Memory Subsystem: Bandwidth

As more memory channels complicate motherboard design and can be a problem for dense servers, the Xeon-D, Xeon E3 and Atom C2000 only have two memory channels. This makes quad channel operation a good way to differentiate up to the Xeon E5.  The Xeon E3 and Atom are limited to DDR3-1600 as per JEDEC specifications, whereas the Xeon D should be able to command more bandwidth due to the use of DDR4-2133 DIMMs. 

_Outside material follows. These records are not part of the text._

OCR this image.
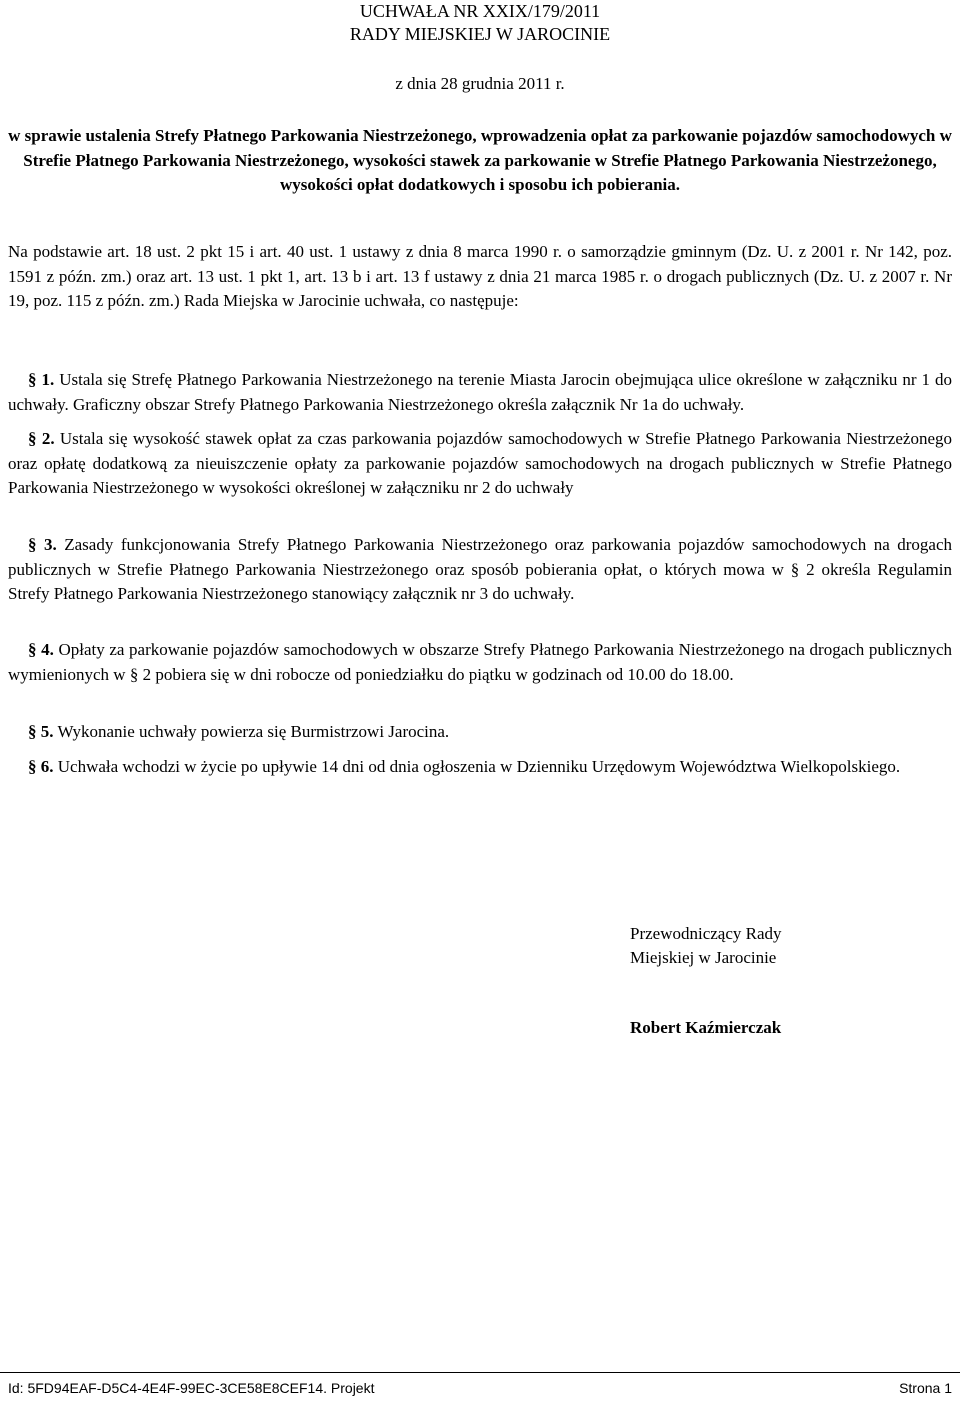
UCHWAŁA NR XXIX/179/2011
RADY MIEJSKIEJ W JAROCINIE
z dnia 28 grudnia 2011 r.
w sprawie ustalenia Strefy Płatnego Parkowania Niestrzeżonego, wprowadzenia opłat za parkowanie pojazdów samochodowych w Strefie Płatnego Parkowania Niestrzeżonego, wysokości stawek za parkowanie w Strefie Płatnego Parkowania Niestrzeżonego, wysokości opłat dodatkowych i sposobu ich pobierania.
Na podstawie art. 18 ust. 2 pkt 15 i art. 40 ust. 1 ustawy z dnia 8 marca 1990 r. o samorządzie gminnym (Dz. U. z 2001 r. Nr 142, poz. 1591 z późn. zm.) oraz art. 13 ust. 1 pkt 1, art. 13 b i art. 13 f ustawy z dnia 21 marca 1985 r. o drogach publicznych (Dz. U. z 2007 r. Nr 19, poz. 115 z późn. zm.) Rada Miejska w Jarocinie uchwała, co następuje:
§ 1. Ustala się Strefę Płatnego Parkowania Niestrzeżonego na terenie Miasta Jarocin obejmująca ulice określone w załączniku nr 1 do uchwały. Graficzny obszar Strefy Płatnego Parkowania Niestrzeżonego określa załącznik Nr 1a do uchwały.
§ 2. Ustala się wysokość stawek opłat za czas parkowania pojazdów samochodowych w Strefie Płatnego Parkowania Niestrzeżonego oraz opłatę dodatkową za nieuiszczenie opłaty za parkowanie pojazdów samochodowych na drogach publicznych w Strefie Płatnego Parkowania Niestrzeżonego w wysokości określonej w załączniku nr 2 do uchwały
§ 3. Zasady funkcjonowania Strefy Płatnego Parkowania Niestrzeżonego oraz parkowania pojazdów samochodowych na drogach publicznych w Strefie Płatnego Parkowania Niestrzeżonego oraz sposób pobierania opłat, o których mowa w § 2 określa Regulamin Strefy Płatnego Parkowania Niestrzeżonego stanowiący załącznik nr 3 do uchwały.
§ 4. Opłaty za parkowanie pojazdów samochodowych w obszarze Strefy Płatnego Parkowania Niestrzeżonego na drogach publicznych wymienionych w § 2 pobiera się w dni robocze od poniedziałku do piątku w godzinach od 10.00 do 18.00.
§ 5. Wykonanie uchwały powierza się Burmistrzowi Jarocina.
§ 6. Uchwała wchodzi w życie po upływie 14 dni od dnia ogłoszenia w Dzienniku Urzędowym Województwa Wielkopolskiego.
Przewodniczący Rady
Miejskiej w Jarocinie
Robert Kaźmierczak
Id: 5FD94EAF-D5C4-4E4F-99EC-3CE58E8CEF14. Projekt	Strona 1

We measured the memory bandwidth in Linux. The binary was compiled with the Open64 compiler 5.0 (Opencc). It is a multi-threaded, OpenMP based, 64-bit binary. The following compiler switches were used:

-Ofast -mp -ipa

To keep things simple, we only report the Triad sub-benchmark of our OpenMP enabled Stream benchmark.

Stream Triad

Using DIMMs with a 33% higher clock, the Xeon D gets a 25-38% boost in bandwidth compared to the Xeon E3. Basically, every percent increase in clock speed is translated in higher bandwidth. The Xeon E5 has almost twice as much bandwidth for only 50% more cores and should as result do better in some bandwidth intensive applications (mostly HPC). 



Memory Subsystem: Latency

To measure latency, we use the open source TinyMemBench benchmark. The source was compiled for x86 with gcc 4.8.2 and optimization was set to "-O2". The measurement is described well by the manual of TinyMemBench:

Average time is measured for random memory accesses in the buffers of different sizes. The larger the buffer, the more significant the relative contributions of TLB, L1/L2 cache misses, and DRAM accesses become. All the numbers represent extra time, which needs to be added to L1 cache latency (4 cycles).

We tested with dual random read, as we wanted to see how the memory system coped with multiple read requests. To keep the graph readable we limited ourselves to the CPUs that were different.

L3 caches have increased significantly the past years, but it is not all good news. The L3 cache of the Xeon E3 responds very quickly (about 10 ns or less than 30 cycles at 2.8 GHz) while the L3-cache of the new generation needs almost twice as much time to respond (about 20 ns or 50 cycles at 2.6 GHz). Larger L3 caches are not always a blessing and can result in a hit to latency - there are applications that have a relatively small part of cacheable data/instructions such as search engines and HPC application that work on huge amounts of data. 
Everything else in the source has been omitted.